Keywords: security, anomaly detection, large language model, Differential Privacy, Abstract Syntax Trees (AST), application
TL;DR: PASTRAL detects suspicious command-lines without exposing raw data, balancing privacy and utility for secure LLM deployment.
Abstract: Command-lines are a common attack surface in cybersecurity.
Yet they often contain sensitive user information, creating a dual challenge: systems must detect suspicious commands accurately while protecting user privacy.
Existing approaches typically tackle one challenge without the other.
To address this gap, we present PASTRAL, a practical framework for privacy-preserving detection of suspicious command-lines.
Our main insight is that suspicious activities are typically rare and highly diverse in large-scale multi-user environments, which makes them naturally well suited to anomaly detection.
PASTRAL represents command-lines using language-model and Abstract Syntax Tree (AST)-based embeddings, applies differential privacy (DP) noise injection at the embedding layer, and performs detection with a conditional variational autoencoder.
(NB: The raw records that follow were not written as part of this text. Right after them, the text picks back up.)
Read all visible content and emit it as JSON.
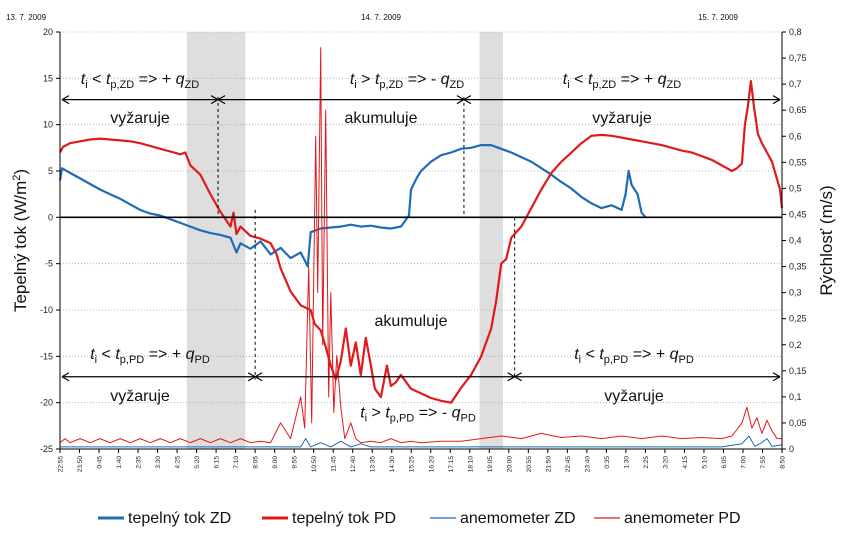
{
  "chart_data": {
    "type": "line",
    "dates": [
      "13. 7. 2009",
      "14. 7. 2009",
      "15. 7. 2009"
    ],
    "ylabel": "Tepelný tok (W/m²)",
    "ylabel_main": "Tepelný tok (W/m",
    "ylabel_sup": "2",
    "ylabel_close": ")",
    "y2label": "Rýchlosť (m/s)",
    "ylim": [
      -25,
      20
    ],
    "y2lim": [
      0,
      0.8
    ],
    "yticks": [
      20,
      15,
      10,
      5,
      0,
      -5,
      -10,
      -15,
      -20,
      -25
    ],
    "y2ticks": [
      "0,8",
      "0,75",
      "0,7",
      "0,65",
      "0,6",
      "0,55",
      "0,5",
      "0,45",
      "0,4",
      "0,35",
      "0,3",
      "0,25",
      "0,2",
      "0,15",
      "0,1",
      "0,05",
      "0"
    ],
    "x_ticks": [
      "22:55",
      "23:50",
      "0:45",
      "1:40",
      "2:35",
      "3:30",
      "4:25",
      "5:20",
      "6:15",
      "7:10",
      "8:05",
      "9:00",
      "9:55",
      "10:50",
      "11:45",
      "12:40",
      "13:35",
      "14:30",
      "15:25",
      "16:20",
      "17:15",
      "18:10",
      "19:05",
      "20:00",
      "20:55",
      "21:50",
      "22:45",
      "23:40",
      "0:35",
      "1:30",
      "2:25",
      "3:20",
      "4:15",
      "5:10",
      "6:05",
      "7:00",
      "7:55",
      "8:50"
    ],
    "shaded_bands": [
      [
        6.5,
        9.5
      ],
      [
        21.5,
        22.7
      ]
    ],
    "annotations": {
      "zd_left": {
        "ti": "t",
        "i": "i",
        "op": " < ",
        "tp": "t",
        "tp_sub": "p,ZD",
        "arrow": " => + ",
        "q": "q",
        "q_sub": "ZD",
        "label": "vyžaruje"
      },
      "zd_mid": {
        "ti": "t",
        "i": "i",
        "op": " > ",
        "tp": "t",
        "tp_sub": "p,ZD",
        "arrow": " => - ",
        "q": "q",
        "q_sub": "ZD",
        "label": "akumuluje"
      },
      "zd_right": {
        "ti": "t",
        "i": "i",
        "op": " < ",
        "tp": "t",
        "tp_sub": "p,ZD",
        "arrow": " => + ",
        "q": "q",
        "q_sub": "ZD",
        "label": "vyžaruje"
      },
      "pd_left": {
        "ti": "t",
        "i": "i",
        "op": " < ",
        "tp": "t",
        "tp_sub": "p,PD",
        "arrow": " => + ",
        "q": "q",
        "q_sub": "PD",
        "label": "vyžaruje"
      },
      "pd_mid": {
        "ti": "t",
        "i": "i",
        "op": " > ",
        "tp": "t",
        "tp_sub": "p,PD",
        "arrow": " => - ",
        "q": "q",
        "q_sub": "PD",
        "label": "akumuluje"
      },
      "pd_right": {
        "ti": "t",
        "i": "i",
        "op": " < ",
        "tp": "t",
        "tp_sub": "p,PD",
        "arrow": " => + ",
        "q": "q",
        "q_sub": "PD",
        "label": "vyžaruje"
      }
    },
    "series": [
      {
        "name": "tepelný tok ZD",
        "color": "#1f6bb5",
        "axis": "left",
        "width": 2.2,
        "points": [
          [
            0,
            4
          ],
          [
            0.2,
            5.3
          ],
          [
            1,
            4.8
          ],
          [
            2,
            4.2
          ],
          [
            3,
            3.6
          ],
          [
            4,
            3
          ],
          [
            5,
            2.5
          ],
          [
            6,
            2
          ],
          [
            7,
            1.4
          ],
          [
            8,
            0.8
          ],
          [
            9,
            0.4
          ],
          [
            10,
            0.2
          ],
          [
            11,
            -0.2
          ],
          [
            12,
            -0.6
          ],
          [
            13,
            -1
          ],
          [
            14,
            -1.4
          ],
          [
            15,
            -1.7
          ],
          [
            16,
            -1.9
          ],
          [
            17,
            -2.2
          ],
          [
            17.6,
            -3.8
          ],
          [
            18,
            -2.8
          ],
          [
            19,
            -3.4
          ],
          [
            20,
            -2.6
          ],
          [
            21,
            -4
          ],
          [
            22,
            -3.3
          ],
          [
            23,
            -4.4
          ],
          [
            24,
            -3.8
          ],
          [
            24.7,
            -5.3
          ],
          [
            25,
            -1.6
          ],
          [
            26,
            -1.2
          ],
          [
            27,
            -1.1
          ],
          [
            28,
            -1
          ],
          [
            29,
            -0.8
          ],
          [
            30,
            -1
          ],
          [
            31,
            -0.9
          ],
          [
            32,
            -1.1
          ],
          [
            33,
            -1.2
          ],
          [
            34,
            -1
          ],
          [
            34.8,
            0.2
          ],
          [
            35,
            3
          ],
          [
            35.6,
            4.3
          ],
          [
            36,
            5
          ],
          [
            37,
            6
          ],
          [
            38,
            6.7
          ],
          [
            39,
            7
          ],
          [
            40,
            7.4
          ],
          [
            41,
            7.5
          ],
          [
            42,
            7.8
          ],
          [
            43,
            7.8
          ],
          [
            44,
            7.4
          ],
          [
            45,
            7
          ],
          [
            46,
            6.5
          ],
          [
            47,
            6
          ],
          [
            48,
            5.3
          ],
          [
            49,
            4.6
          ],
          [
            50,
            3.8
          ],
          [
            51,
            3.1
          ],
          [
            52,
            2.2
          ],
          [
            53,
            1.5
          ],
          [
            54,
            1
          ],
          [
            55,
            1.3
          ],
          [
            56,
            0.8
          ],
          [
            56.4,
            2.5
          ],
          [
            56.7,
            5
          ],
          [
            57,
            3.5
          ],
          [
            57.6,
            2.5
          ],
          [
            58,
            0.5
          ],
          [
            58.4,
            0
          ]
        ]
      },
      {
        "name": "tepelný tok PD",
        "color": "#e0191c",
        "axis": "left",
        "width": 2.2,
        "points": [
          [
            0,
            7
          ],
          [
            0.3,
            7.6
          ],
          [
            1,
            8
          ],
          [
            2,
            8.2
          ],
          [
            3,
            8.4
          ],
          [
            4,
            8.5
          ],
          [
            5,
            8.4
          ],
          [
            6,
            8.3
          ],
          [
            7,
            8.2
          ],
          [
            8,
            8
          ],
          [
            9,
            7.7
          ],
          [
            10,
            7.4
          ],
          [
            11,
            7.1
          ],
          [
            12,
            6.8
          ],
          [
            12.5,
            7
          ],
          [
            13,
            5.6
          ],
          [
            14,
            4.6
          ],
          [
            15,
            2.5
          ],
          [
            16,
            0.6
          ],
          [
            17,
            -1
          ],
          [
            17.3,
            0.5
          ],
          [
            17.6,
            -1.8
          ],
          [
            18,
            -1
          ],
          [
            19,
            -2
          ],
          [
            20,
            -2.3
          ],
          [
            21,
            -2.8
          ],
          [
            21.6,
            -4
          ],
          [
            22,
            -5.5
          ],
          [
            23,
            -8
          ],
          [
            24,
            -9.5
          ],
          [
            25,
            -10
          ],
          [
            25.4,
            -11.5
          ],
          [
            26,
            -12.2
          ],
          [
            26.5,
            -14
          ],
          [
            27,
            -16
          ],
          [
            27.5,
            -17.5
          ],
          [
            28,
            -15.5
          ],
          [
            28.5,
            -12
          ],
          [
            29,
            -16
          ],
          [
            29.5,
            -13.5
          ],
          [
            30,
            -17
          ],
          [
            30.5,
            -13
          ],
          [
            31,
            -16
          ],
          [
            31.4,
            -18.5
          ],
          [
            32,
            -19.4
          ],
          [
            32.6,
            -16
          ],
          [
            33,
            -18.2
          ],
          [
            33.5,
            -17.8
          ],
          [
            34,
            -17
          ],
          [
            35,
            -18.5
          ],
          [
            36,
            -19
          ],
          [
            37,
            -19.5
          ],
          [
            38,
            -19.8
          ],
          [
            39,
            -20
          ],
          [
            39.5,
            -19.2
          ],
          [
            40,
            -18.4
          ],
          [
            41,
            -17
          ],
          [
            42,
            -15
          ],
          [
            43,
            -12
          ],
          [
            43.5,
            -9
          ],
          [
            44,
            -5
          ],
          [
            44.5,
            -4.5
          ],
          [
            45,
            -2.2
          ],
          [
            46,
            -1
          ],
          [
            47,
            1
          ],
          [
            48,
            3
          ],
          [
            49,
            4.8
          ],
          [
            50,
            6
          ],
          [
            51,
            7
          ],
          [
            52,
            8
          ],
          [
            53,
            8.8
          ],
          [
            54,
            8.9
          ],
          [
            55,
            8.8
          ],
          [
            56,
            8.6
          ],
          [
            57,
            8.4
          ],
          [
            58,
            8.2
          ],
          [
            59,
            8
          ],
          [
            60,
            7.8
          ],
          [
            61,
            7.5
          ],
          [
            62,
            7.2
          ],
          [
            63,
            7
          ],
          [
            64,
            6.6
          ],
          [
            65,
            6.2
          ],
          [
            66,
            5.6
          ],
          [
            67,
            5
          ],
          [
            67.5,
            5.3
          ],
          [
            68,
            5.8
          ],
          [
            68.3,
            10
          ],
          [
            68.6,
            12
          ],
          [
            68.9,
            14.7
          ],
          [
            69.2,
            12
          ],
          [
            69.6,
            9
          ],
          [
            70,
            8
          ],
          [
            70.5,
            7
          ],
          [
            71,
            6
          ],
          [
            71.4,
            4.5
          ],
          [
            71.8,
            3
          ],
          [
            72,
            1
          ]
        ]
      },
      {
        "name": "anemometer ZD",
        "color": "#1f6bb5",
        "axis": "right",
        "width": 1,
        "points": [
          [
            0,
            0.004
          ],
          [
            8,
            0.004
          ],
          [
            16,
            0.004
          ],
          [
            24,
            0.004
          ],
          [
            24.5,
            0.02
          ],
          [
            25,
            0.004
          ],
          [
            26,
            0.012
          ],
          [
            27,
            0.004
          ],
          [
            28,
            0.015
          ],
          [
            29,
            0.004
          ],
          [
            30,
            0.01
          ],
          [
            31,
            0.004
          ],
          [
            40,
            0.004
          ],
          [
            50,
            0.004
          ],
          [
            60,
            0.004
          ],
          [
            66,
            0.004
          ],
          [
            68,
            0.01
          ],
          [
            68.7,
            0.025
          ],
          [
            69.3,
            0.005
          ],
          [
            70,
            0.012
          ],
          [
            70.5,
            0.02
          ],
          [
            71,
            0.005
          ],
          [
            72,
            0.008
          ]
        ]
      },
      {
        "name": "anemometer PD",
        "color": "#e0191c",
        "axis": "right",
        "width": 1,
        "points": [
          [
            0,
            0.012
          ],
          [
            0.5,
            0.02
          ],
          [
            1,
            0.012
          ],
          [
            2,
            0.02
          ],
          [
            3,
            0.012
          ],
          [
            4,
            0.02
          ],
          [
            5,
            0.012
          ],
          [
            6,
            0.02
          ],
          [
            7,
            0.012
          ],
          [
            8,
            0.02
          ],
          [
            9,
            0.012
          ],
          [
            10,
            0.02
          ],
          [
            11,
            0.012
          ],
          [
            12,
            0.02
          ],
          [
            13,
            0.012
          ],
          [
            14,
            0.02
          ],
          [
            15,
            0.012
          ],
          [
            16,
            0.02
          ],
          [
            17,
            0.012
          ],
          [
            18,
            0.02
          ],
          [
            19,
            0.012
          ],
          [
            20,
            0.015
          ],
          [
            21,
            0.012
          ],
          [
            22,
            0.05
          ],
          [
            23,
            0.02
          ],
          [
            24,
            0.1
          ],
          [
            24.4,
            0.04
          ],
          [
            24.8,
            0.35
          ],
          [
            25.1,
            0.05
          ],
          [
            25.5,
            0.6
          ],
          [
            25.7,
            0.3
          ],
          [
            26,
            0.77
          ],
          [
            26.2,
            0.2
          ],
          [
            26.5,
            0.65
          ],
          [
            26.8,
            0.1
          ],
          [
            27,
            0.3
          ],
          [
            27.3,
            0.07
          ],
          [
            27.6,
            0.18
          ],
          [
            28,
            0.08
          ],
          [
            28.4,
            0.02
          ],
          [
            29,
            0.05
          ],
          [
            29.5,
            0.02
          ],
          [
            30,
            0.012
          ],
          [
            31,
            0.015
          ],
          [
            32,
            0.012
          ],
          [
            33,
            0.02
          ],
          [
            34,
            0.012
          ],
          [
            35,
            0.015
          ],
          [
            36,
            0.012
          ],
          [
            38,
            0.015
          ],
          [
            40,
            0.015
          ],
          [
            42,
            0.02
          ],
          [
            44,
            0.025
          ],
          [
            46,
            0.02
          ],
          [
            48,
            0.03
          ],
          [
            50,
            0.022
          ],
          [
            52,
            0.025
          ],
          [
            54,
            0.02
          ],
          [
            56,
            0.025
          ],
          [
            58,
            0.02
          ],
          [
            60,
            0.025
          ],
          [
            62,
            0.02
          ],
          [
            64,
            0.022
          ],
          [
            66,
            0.02
          ],
          [
            67,
            0.025
          ],
          [
            68,
            0.05
          ],
          [
            68.5,
            0.08
          ],
          [
            69,
            0.04
          ],
          [
            69.5,
            0.06
          ],
          [
            70,
            0.03
          ],
          [
            70.5,
            0.055
          ],
          [
            71,
            0.035
          ],
          [
            71.5,
            0.02
          ],
          [
            72,
            0.02
          ]
        ]
      }
    ],
    "legend": [
      "tepelný tok ZD",
      "tepelný tok PD",
      "anemometer ZD",
      "anemometer PD"
    ]
  }
}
By design, only differentially private embeddings are shared, which provide sufficient signal for accurate detection while abstracting away unnecessary details.
Empirical evaluation demonstrates that PASTRAL achieves strong anomaly detection performance and sustains a favorable privacy-utility trade-off. Our real-world case study outlines practical considerations for deploying secure LLM detection systems in production.